Jean-Marc Quaranta explore cette table bien garnie, définit avec rigueur et clarté son rôle romanesque, tout en donnant les recettes qui la composent, mélange de terroir et d’exotisme où l’on trouve aussi bien les poivrons à l’huile, le pot-au-feu ou la tarte aux pommes que le poulet aux écrevisses, les baklavas, le biryani d’agneau… Il nous invite, de toutes les manières possibles, à dévorer les romans de Houellebecq, à entrer dans la bibliothèque en passant par la cuisine, pour devenir les intimes de cette œuvre inépuisable, qui n’a pas fini de nous surprendre. »
La seule liberté que je me suis permise dans cette chronique se situe dans le titre où, pour amis Alice et Olivier de Moor et Thomas Pico, durement et doublement éprouvés par les fureurs du ciel, je leur ai attribué les deux bouteilles de Chablis bue par le Houellebecq de papier avec Jed lors de son dernier repas.
La carte et le territoire, « est certainement le roman où l’on mange le plus, et le mieux. »
Le roman est le récit de la vie du peintre Jed Martin, « rythmé par les grandes périodes de l’œuvre de l’artiste, par ses repas avec son père et par les péripéties de sa relation avec Olga, qui travaille au service communication du guide Michelin et avec qui il parcourt les relais et Châteaux. »
« Houellebecq est capable d’intégrer dans son roman des tendances authentiques de la cuisine des années deux mille, deux mille dix.
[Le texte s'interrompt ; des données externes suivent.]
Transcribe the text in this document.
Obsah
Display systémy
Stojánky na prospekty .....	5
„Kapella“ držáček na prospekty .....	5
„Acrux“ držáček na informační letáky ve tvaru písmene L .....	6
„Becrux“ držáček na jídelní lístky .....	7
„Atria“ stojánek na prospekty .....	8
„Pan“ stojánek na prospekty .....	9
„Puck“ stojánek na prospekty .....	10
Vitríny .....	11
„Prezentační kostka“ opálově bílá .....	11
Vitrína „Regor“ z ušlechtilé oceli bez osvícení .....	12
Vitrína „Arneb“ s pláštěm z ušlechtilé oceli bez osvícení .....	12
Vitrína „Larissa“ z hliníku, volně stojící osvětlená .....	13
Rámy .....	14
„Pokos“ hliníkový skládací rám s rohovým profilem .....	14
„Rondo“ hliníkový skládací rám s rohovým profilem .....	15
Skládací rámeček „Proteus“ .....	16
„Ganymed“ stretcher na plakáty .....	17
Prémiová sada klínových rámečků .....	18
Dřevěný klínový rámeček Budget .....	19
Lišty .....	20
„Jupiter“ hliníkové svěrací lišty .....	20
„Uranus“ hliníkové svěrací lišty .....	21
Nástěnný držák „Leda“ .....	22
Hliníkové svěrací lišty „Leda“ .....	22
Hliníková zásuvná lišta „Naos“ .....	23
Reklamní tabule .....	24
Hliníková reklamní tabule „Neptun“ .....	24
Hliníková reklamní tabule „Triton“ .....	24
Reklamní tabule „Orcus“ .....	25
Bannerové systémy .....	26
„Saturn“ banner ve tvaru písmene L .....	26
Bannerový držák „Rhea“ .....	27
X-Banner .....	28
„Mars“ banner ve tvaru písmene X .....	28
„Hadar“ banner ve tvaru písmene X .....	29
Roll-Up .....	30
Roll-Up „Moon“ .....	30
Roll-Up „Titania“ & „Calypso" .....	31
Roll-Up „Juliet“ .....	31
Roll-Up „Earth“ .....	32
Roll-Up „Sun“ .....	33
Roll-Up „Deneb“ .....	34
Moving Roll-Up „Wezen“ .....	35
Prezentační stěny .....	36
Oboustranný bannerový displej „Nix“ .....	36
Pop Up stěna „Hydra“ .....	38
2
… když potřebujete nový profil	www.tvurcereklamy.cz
L’usage de la roquette (aragula) ou celui du turbotin, plus petit que le turbot et dont l’élevage s’est développé à cette époque. »
« Tout au long du roman, Houellebecq joue avec la complexe et confuse notion de terroir pour prophétiser un retour à la nature et un exode urbain qui repeuplerait la diagonale du vide et ramènerait les Français à une vie rurale réinventée. »
« Pour la première fois, en réalité en France depuis Jean-Jacques Rousseau, la campagne est redevenue tendance »
« Ce retour à la terre passe par l’assiette et par les fourneaux, puisqu’il s’accompagne du « succès croissant, sur l’ensemble du territoire français, de cours de cuisine ; [de] l’apparition récente de compétions locales destinées à récompenser les nouvelles créations charcutières et fromagères »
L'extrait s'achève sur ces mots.